The first big idea is that
Denmark is not a nation of Horatio Algersens. Its high social mobility
is not the result of an economy that is uniquely good at helping poor
children earn middle-class salaries. Instead, it is a country much like
the U.S., where the children of poor parents who don’t go to college are
also unlikely to attend college or earn a high wage. Social mobility in
Denmark and the U.S. seem to be remarkably similar when looking
exclusively at wages—that is, before including taxes and transfers.
It
is only after accounting for Denmark’s high taxes on the rich and large
transfers to the poor that its social mobility looks so much better
than the U.S.’s. America’s (relatively conservative) economic philosophy
is that, with low taxes and little regulation, the market is an open
savannah where the most talent will win out. But Denmark’s economic
philosophy seems to be that the market is an unfortunate socioeconomic
lottery system, and so the country compensates the poor with generous
transfers paid by high taxes on the rich.
The second big
idea in the paper is that Denmark’s large investment in public
education pays off in higher cognitive skills among low-income children,
but not in higher-education mobility—i.e., the odds that a child of a
non-college grad will go on to finish college.
Overall,
Denmark spends much more than the U.S. on all levels of education. In
particular, a much higher share of its poor young children is enrolled
in daycare and preschool than the United States. This large public
investment in kids seems to increase cognitive skills among poor Danish
children compared to their American peers. In international math and
reading scores, for example, the poorest quartile in Denmark far
outperforms their counterparts in the U.S.
But
despite this far greater investment in young children and public
colleges, Danish children of high-school graduates are still extremely
unlikely to go onto college. Put slightly differently, a tiny share of
Denmark’s college graduate population comes from homes where neither
parent finished high school. The children of college-grads almost always
go to college; the children of non-grads often don’t—even in Denmark.
The
third big idea is that Denmark’s welfare policies might reduce its
citizens’ incentives to go to college. In the early 1990s, when Denmark
raised the minimum age of eligibility for social assistance, college
enrollment among Danish twentysomethings fell below its trajectory.
Based on this finding, the researchers conclude that welfare policies
may reduce college enrollment. Denmark makes it more comfortable to be
poor and less lucrative to be rich, so many young people decide to end
their education after high school.
This final idea may
be the most controversial. After all, it’s not clear how to frame this
finding. Democrats can say: Despite conservative arguments that a
welfare state could destroy poor young people’s ambition, Denmark’s
educational mobility is no worse than the U.S. But Republicans can say:
Despite liberal arguments that Denmark is so much better than the U.S.
at social mobility, its poor kids are no more likely to go to college.

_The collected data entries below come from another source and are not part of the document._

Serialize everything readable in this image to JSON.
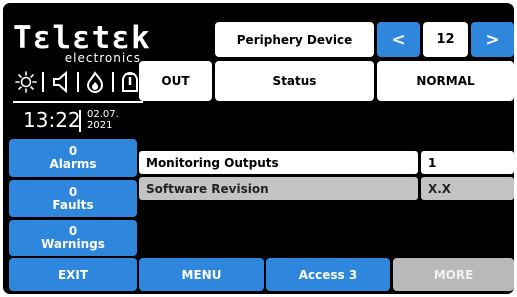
{
  "brand": {
    "name": "Tεlεtεk",
    "subtitle": "electronics"
  },
  "icons": [
    "brightness-icon",
    "speaker-icon",
    "fire-icon",
    "output-bell-icon"
  ],
  "clock": {
    "time": "13:22",
    "date_top": "02.07.",
    "date_bottom": "2021"
  },
  "counters": {
    "alarms": {
      "count": "0",
      "label": "Alarms"
    },
    "faults": {
      "count": "0",
      "label": "Faults"
    },
    "warnings": {
      "count": "0",
      "label": "Warnings"
    }
  },
  "header": {
    "title": "Periphery Device",
    "prev_glyph": "<",
    "device_number": "12",
    "next_glyph": ">",
    "device_type": "OUT",
    "status_label": "Status",
    "status_value": "NORMAL"
  },
  "properties": [
    {
      "label": "Monitoring Outputs",
      "value": "1"
    },
    {
      "label": "Software Revision",
      "value": "X.X"
    }
  ],
  "footer": {
    "exit": "EXIT",
    "menu": "MENU",
    "access": "Access 3",
    "more": "MORE"
  },
  "colors": {
    "button_blue": "#2f86dd",
    "disabled_grey": "#b9b9b9",
    "background": "#000000"
  }
}
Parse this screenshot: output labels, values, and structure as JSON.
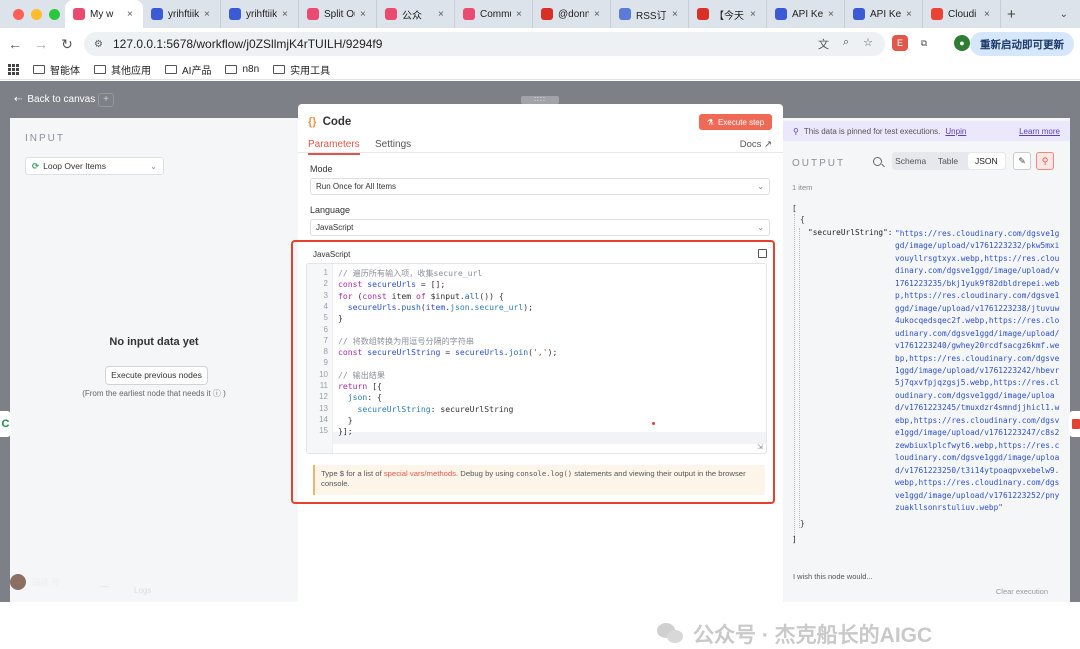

“There is something here for the Republicans and for the Democrats,”
Heckman told me.
The most significant implication of
this paper is not a happy one: Equality of opportunity is a fantasy. It
does not exist in the U.S., it does not exist in Denmark, and it
probably doesn’t exist anywhere. The children of rich college graduates
are far more likely to grow up to become rich college graduates, even in
the world's social-democratic fantasyland. That is because, everywhere,
parents matter.
And it’s probably a good thing that
parents matter. For the government to make equality of opportunity its
singular and absolute policy goal would probably mean breaking up
neighborhoods, forcing arranged marriages, enrolling all children in a
unified curriculum, and having them all taught by a mass-produced robot;
that would eliminate neighborhood effects, assortative mating, peer
effects, curricular differences, and the problem of unequal teaching
quality. It is unclear that there is a constituency for this policy,
even among the most radical of Bernie bros."